If I’m lucky I’ll space out most of the day so the anxiety doesn’t hurt that bad. But I don’t get to do that much I don’t think. Though my memory is so shit I probably wouldn’t remember anyways.
But it’s like every time I start this overreaction to stupid little things I also want to just kill myself to stop the cycle. Many times I’ve just used self harm. The few times I have tried, it failed to the point that no one even found out.
When I’ve tried, it’s like I’ll start and then I think it’s like I’ll get really really sleepy and start putting stuff away but then there’s just no memory till later the next day when I remember “oh I tried to die yesterday and it didn’t work… fuck you”
The last time was the closest I’ve been to remembering and I think I went driving somewhere to get allergy medicine because it was making it impossible for me to cope mainly rather than just me fucking up. Which was scary or something because I kept almost falling asleep. I don’t really remember much of it. It’s just kinda weird.
But now when I have urges to just go ahead and try again, I remember when actually considering what I would do, that even when I’ve compensated for the sleepiness I seem to get every time, by trying to do everything faster, it doesn’t even matter because it’s within the same amount of stuff done that I must get the sleepiness stuff because of how stuff turns out.
Makes me wonder what would happen if I just tried shooting myself (though I know better than that because it would really traumatise anyone that found me, hanging too). I don’t even have fucking allergies I could overexpose myself to, I’m allergic to my cat but as with the previous I get sick enough that even if I do stuff to attempt as well as overexposure, I still fucking protect myself even though I want to fucking die.

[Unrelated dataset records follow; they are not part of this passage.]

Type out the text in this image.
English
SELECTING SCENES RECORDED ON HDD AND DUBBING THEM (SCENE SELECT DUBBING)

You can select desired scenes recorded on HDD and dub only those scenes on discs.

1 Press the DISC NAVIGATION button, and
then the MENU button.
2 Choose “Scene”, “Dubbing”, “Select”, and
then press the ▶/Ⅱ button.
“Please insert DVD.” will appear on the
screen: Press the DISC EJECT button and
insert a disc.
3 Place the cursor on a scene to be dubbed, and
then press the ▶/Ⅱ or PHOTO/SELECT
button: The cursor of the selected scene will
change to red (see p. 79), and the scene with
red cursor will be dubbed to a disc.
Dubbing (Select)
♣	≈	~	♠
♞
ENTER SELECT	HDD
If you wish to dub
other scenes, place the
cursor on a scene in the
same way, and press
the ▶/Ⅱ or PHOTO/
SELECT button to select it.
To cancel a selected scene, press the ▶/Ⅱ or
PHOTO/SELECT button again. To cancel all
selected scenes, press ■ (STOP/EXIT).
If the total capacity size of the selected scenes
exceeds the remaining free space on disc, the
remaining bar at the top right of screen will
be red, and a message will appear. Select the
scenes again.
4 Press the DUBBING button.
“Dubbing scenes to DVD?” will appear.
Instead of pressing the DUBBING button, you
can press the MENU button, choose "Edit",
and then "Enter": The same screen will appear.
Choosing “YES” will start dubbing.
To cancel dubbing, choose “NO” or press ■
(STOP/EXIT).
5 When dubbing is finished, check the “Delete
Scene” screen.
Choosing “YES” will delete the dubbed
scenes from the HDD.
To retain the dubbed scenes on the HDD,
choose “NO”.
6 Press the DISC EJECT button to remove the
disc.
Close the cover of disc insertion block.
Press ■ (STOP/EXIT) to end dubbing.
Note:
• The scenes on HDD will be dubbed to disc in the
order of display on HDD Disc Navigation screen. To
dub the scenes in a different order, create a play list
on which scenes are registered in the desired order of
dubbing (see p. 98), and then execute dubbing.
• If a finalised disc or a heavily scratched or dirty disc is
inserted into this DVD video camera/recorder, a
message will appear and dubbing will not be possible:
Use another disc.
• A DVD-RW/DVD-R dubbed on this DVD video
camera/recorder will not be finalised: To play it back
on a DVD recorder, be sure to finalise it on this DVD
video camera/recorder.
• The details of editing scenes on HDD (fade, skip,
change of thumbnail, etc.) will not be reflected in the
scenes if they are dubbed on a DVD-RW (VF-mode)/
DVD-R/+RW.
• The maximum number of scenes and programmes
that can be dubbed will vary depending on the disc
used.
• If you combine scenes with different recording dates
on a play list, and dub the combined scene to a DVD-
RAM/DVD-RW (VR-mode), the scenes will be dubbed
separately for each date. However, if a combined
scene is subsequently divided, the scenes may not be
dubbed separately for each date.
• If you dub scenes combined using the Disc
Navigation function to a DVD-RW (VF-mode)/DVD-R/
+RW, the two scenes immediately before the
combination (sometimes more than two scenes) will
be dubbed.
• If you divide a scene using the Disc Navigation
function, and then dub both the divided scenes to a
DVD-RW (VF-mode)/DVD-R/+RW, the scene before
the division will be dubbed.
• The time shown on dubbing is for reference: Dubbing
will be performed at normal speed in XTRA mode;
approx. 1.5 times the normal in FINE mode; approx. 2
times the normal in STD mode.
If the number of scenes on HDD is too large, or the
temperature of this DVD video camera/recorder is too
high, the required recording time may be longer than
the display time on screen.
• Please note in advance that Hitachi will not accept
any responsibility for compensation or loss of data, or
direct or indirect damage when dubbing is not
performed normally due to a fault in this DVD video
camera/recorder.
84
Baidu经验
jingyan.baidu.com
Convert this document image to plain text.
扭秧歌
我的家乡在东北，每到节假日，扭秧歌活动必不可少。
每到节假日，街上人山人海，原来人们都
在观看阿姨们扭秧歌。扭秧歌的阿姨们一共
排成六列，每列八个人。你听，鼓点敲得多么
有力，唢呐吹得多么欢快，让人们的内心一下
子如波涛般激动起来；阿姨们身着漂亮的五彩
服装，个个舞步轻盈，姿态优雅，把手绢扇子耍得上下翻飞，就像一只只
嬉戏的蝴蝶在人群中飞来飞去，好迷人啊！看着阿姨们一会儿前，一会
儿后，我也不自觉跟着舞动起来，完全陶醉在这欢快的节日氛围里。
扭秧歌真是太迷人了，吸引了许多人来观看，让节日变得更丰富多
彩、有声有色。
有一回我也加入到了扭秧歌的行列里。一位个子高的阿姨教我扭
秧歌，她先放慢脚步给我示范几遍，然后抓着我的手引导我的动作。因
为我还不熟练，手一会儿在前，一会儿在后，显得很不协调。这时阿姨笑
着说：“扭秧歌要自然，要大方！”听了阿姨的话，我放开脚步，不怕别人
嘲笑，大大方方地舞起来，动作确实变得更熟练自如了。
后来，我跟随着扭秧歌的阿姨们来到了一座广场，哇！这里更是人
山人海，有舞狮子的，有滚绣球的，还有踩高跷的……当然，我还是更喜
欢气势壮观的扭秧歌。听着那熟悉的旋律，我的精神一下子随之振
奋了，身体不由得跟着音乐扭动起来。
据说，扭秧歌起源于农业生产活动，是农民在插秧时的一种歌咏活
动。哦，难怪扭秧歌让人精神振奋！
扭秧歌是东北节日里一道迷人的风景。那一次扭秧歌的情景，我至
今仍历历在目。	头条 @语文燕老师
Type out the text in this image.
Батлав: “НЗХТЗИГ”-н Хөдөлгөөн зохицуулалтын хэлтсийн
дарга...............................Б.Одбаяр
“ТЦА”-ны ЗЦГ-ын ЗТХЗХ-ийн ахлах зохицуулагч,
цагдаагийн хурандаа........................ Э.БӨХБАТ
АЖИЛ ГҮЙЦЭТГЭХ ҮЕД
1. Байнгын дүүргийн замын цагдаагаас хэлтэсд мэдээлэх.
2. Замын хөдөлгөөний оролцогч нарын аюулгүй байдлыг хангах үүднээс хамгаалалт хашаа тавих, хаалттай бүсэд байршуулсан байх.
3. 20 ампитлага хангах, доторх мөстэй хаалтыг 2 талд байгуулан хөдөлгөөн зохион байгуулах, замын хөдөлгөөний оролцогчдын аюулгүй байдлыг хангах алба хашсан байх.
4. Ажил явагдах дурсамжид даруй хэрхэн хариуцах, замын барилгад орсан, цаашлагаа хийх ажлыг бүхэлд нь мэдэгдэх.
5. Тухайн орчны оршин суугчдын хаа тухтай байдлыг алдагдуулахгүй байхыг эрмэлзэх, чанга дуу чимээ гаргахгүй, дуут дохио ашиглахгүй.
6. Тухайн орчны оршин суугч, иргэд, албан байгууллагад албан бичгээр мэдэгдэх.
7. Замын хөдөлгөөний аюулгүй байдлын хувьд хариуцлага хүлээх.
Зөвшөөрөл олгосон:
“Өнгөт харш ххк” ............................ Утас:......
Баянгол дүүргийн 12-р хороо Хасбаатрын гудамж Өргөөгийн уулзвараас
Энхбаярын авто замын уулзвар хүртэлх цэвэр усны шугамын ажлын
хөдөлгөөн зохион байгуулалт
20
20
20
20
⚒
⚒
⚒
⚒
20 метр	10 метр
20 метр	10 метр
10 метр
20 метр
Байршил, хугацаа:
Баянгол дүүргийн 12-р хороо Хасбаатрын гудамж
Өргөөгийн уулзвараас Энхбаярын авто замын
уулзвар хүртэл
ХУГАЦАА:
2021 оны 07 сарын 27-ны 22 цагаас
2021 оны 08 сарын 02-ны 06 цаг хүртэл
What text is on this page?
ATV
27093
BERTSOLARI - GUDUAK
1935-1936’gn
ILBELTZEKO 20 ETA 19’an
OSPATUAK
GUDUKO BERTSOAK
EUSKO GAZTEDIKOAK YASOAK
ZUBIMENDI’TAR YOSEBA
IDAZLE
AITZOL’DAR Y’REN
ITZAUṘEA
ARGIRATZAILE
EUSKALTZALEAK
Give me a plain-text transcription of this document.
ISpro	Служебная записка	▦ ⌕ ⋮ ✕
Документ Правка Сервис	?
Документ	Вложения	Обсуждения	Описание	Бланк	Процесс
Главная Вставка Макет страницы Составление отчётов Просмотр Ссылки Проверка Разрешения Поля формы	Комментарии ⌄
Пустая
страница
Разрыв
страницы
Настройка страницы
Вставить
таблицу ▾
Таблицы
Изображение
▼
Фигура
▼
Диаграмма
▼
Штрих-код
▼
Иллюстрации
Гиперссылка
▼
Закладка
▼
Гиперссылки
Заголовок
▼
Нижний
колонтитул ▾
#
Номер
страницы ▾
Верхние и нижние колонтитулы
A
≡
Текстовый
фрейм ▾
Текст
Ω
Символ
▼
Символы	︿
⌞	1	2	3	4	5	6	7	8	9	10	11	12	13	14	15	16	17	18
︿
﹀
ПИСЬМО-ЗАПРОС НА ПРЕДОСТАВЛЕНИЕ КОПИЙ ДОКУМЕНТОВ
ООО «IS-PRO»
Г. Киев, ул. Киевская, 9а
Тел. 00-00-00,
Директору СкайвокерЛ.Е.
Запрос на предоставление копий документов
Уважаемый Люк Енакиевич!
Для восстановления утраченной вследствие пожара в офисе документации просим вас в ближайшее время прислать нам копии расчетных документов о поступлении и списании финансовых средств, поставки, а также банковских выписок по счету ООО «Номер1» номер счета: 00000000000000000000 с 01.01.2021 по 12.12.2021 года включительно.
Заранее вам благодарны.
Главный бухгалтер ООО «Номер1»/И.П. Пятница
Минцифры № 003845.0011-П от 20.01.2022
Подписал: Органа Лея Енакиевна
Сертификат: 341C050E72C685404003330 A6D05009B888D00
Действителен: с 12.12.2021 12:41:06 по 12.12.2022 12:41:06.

So even wanting to die feels like I’m trapped here because it never works after many times. Which actually triggers anger instead of anxiety. But the anger just makes me want to try again because it fucks with me so much emotionally, probably because of the pain from not being able to “go away” forever. I’ve scared my parents with talk of wanting to die before, and it sucks because I know they love me and everything (they aren’t the ones who did maltreatment) yet I still want to die so often and I’ve not really improved much from when I was actually being maltreated despite all the therapy and love I’ve had here AND I’ve been with them for more than half my life now! It’s just really fucked up. I’m really fucked up. This is the fucking cycle that continues to cause issues regarding wanting to just try again. And it feels like it will never stop. Supposedly that’s a lie but I have yet to come across any reason that could make being suicidal go away so I’m not scaring people around me, because sometimes I’ll have commented something suicidal or I’ve used self harm again to get the wish to die to go away for a while….. I don’t think it even matters if I’m happy or not, I just have the sense of wanting to die in general……
2 comments
Yeah I get it. I just don’t understand people that actually care what other people think. If the people that call themselves my parents found me dead I wouldn’t give a fuck because in reality I don’t care about them at all. I think they’re a bunch of stupid motherfuckers. Only reason I talked to my parents of suicide before is because that was before I realized they were COMPLETELY FUCKING INSANE and she is the only one that has any money as I’ve needed a cheap gun since 15 but she is a greedy selfish bastard and would never let me borrow more than 10$ my entire life. She didn’t even support me as a child
If you are serious about suicide sneak away and kill yourself before it can get worse. It will get worse every year.